Nachdem wir das Pflichtprogramm hinter uns gebracht haben, treffen wir uns zum gemeinsamen Abendessen, bei dem auch nicht mehr hinter vorgehaltener Hand geplaudert werden muss. Eine weitere Auffälligkeit im Verhalten des Lehrers bei derlei Zusammentreffen: Er spricht die ganze Zeit von Schule, vor allem wenn er unter seinesgleichen weilt. Grauenhaft! Solche Verhältnisse kenne ich sonst nur aus Mediziner- und Veganerkreisen.

Beschwerden über "die Neuen"

Also bringe ich in immer kürzer werdenden Abständen einen Toast aus, denn mit zunehmender bierseeliger Heiterkeit wandeln sich glücklicherweise auch die Gesprächsthemen, so dass bald Reisen und Daten die Klassenarbeiten und Elternsprechtage verdrängt haben. Die Stimmung ist ausgelassen und einige von uns ziehen noch ein wenig um die Häuser. Die arbeitsbedingte Müdigkeit verhindert aber den Exzess, so dass der zweite - mäßig aufregende - Seminartag ohne Kopfschmerzen beginnt.

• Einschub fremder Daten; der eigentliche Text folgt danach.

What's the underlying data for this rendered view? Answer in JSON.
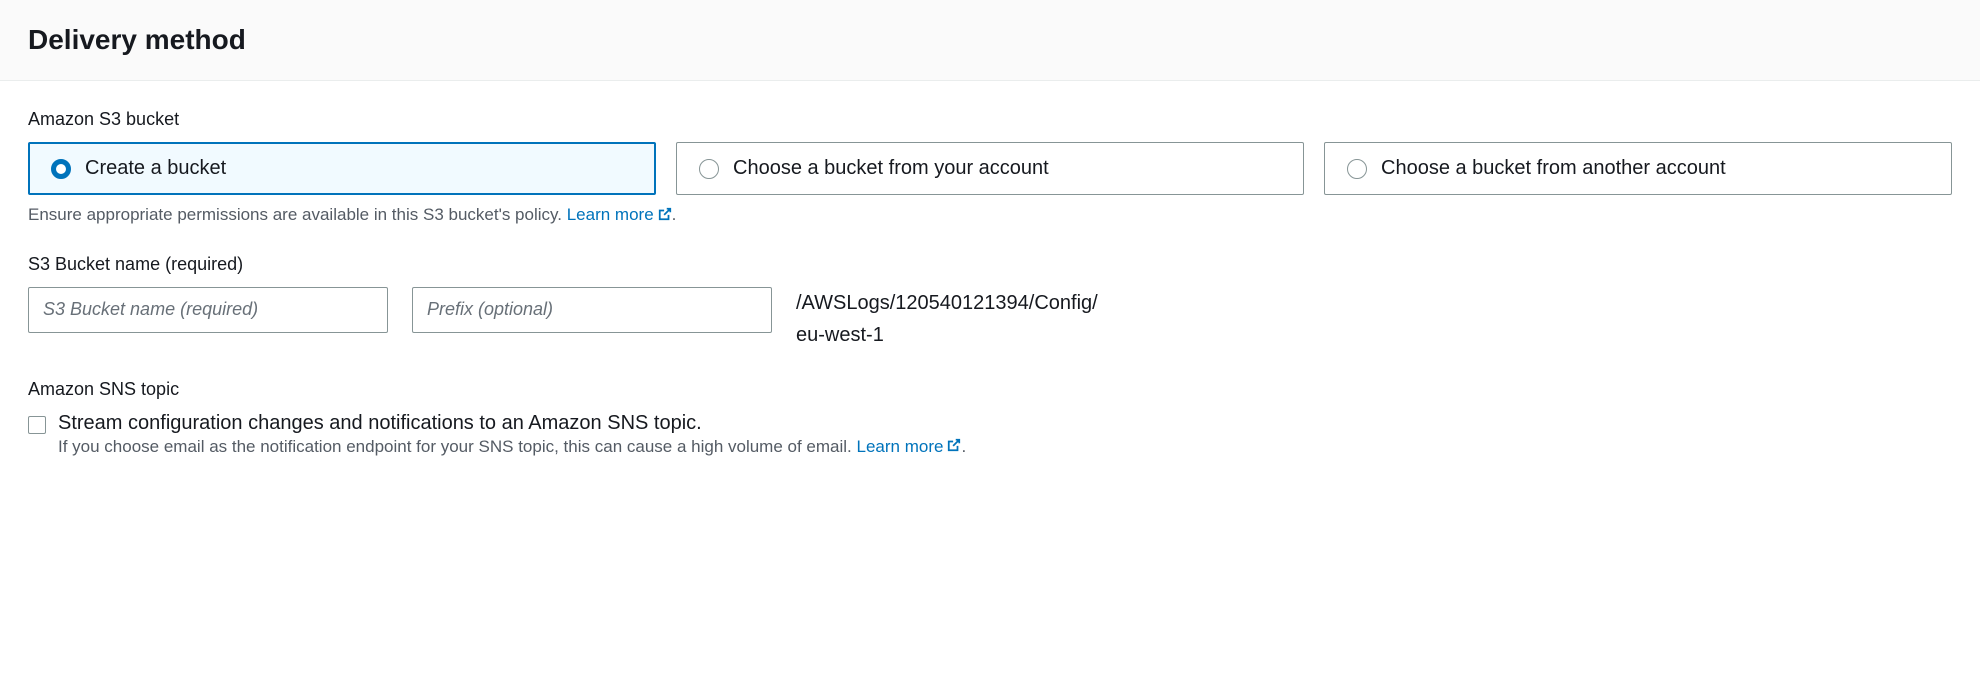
{
  "header": {
    "title": "Delivery method"
  },
  "s3": {
    "section_label": "Amazon S3 bucket",
    "options": {
      "create": "Create a bucket",
      "choose_own": "Choose a bucket from your account",
      "choose_other": "Choose a bucket from another account"
    },
    "helper_text": "Ensure appropriate permissions are available in this S3 bucket's policy. ",
    "learn_more": "Learn more",
    "bucket_name_label": "S3 Bucket name (required)",
    "bucket_name_placeholder": "S3 Bucket name (required)",
    "prefix_placeholder": "Prefix (optional)",
    "path_line1": "/AWSLogs/120540121394/Config/",
    "path_line2": "eu-west-1"
  },
  "sns": {
    "section_label": "Amazon SNS topic",
    "checkbox_label": "Stream configuration changes and notifications to an Amazon SNS topic.",
    "helper_text": "If you choose email as the notification endpoint for your SNS topic, this can cause a high volume of email. ",
    "learn_more": "Learn more"
  }
}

Zum Glück habe ich später nach den Einzelgesprächen mit den Seminarlehrern noch Zeit, meine ehemaligen Klassen zu besuchen. Irre, wie schnell sich die Jugendlichen in diesem Alter entwickeln. Ein Schüler ist gefühlt 20 Zentimeter gewachsen, ein anderer hat mindestens zehn Kilo abgenommen. Ich erzähle ihnen von meinen Erlebnissen und sie klagen mir ihr Leid über die "neuen" Nachwuchslehrer, die langweiligen Unterricht halten und unfair bewerten würden. Ernst sollte man diese Aussagen aber nicht nehmen, denn Schüler beklagen sich prinzipiell über fast alle Lehrer. Was, offen gestanden, zumindest ein Stück weit auf Gegenseitigkeit beruht.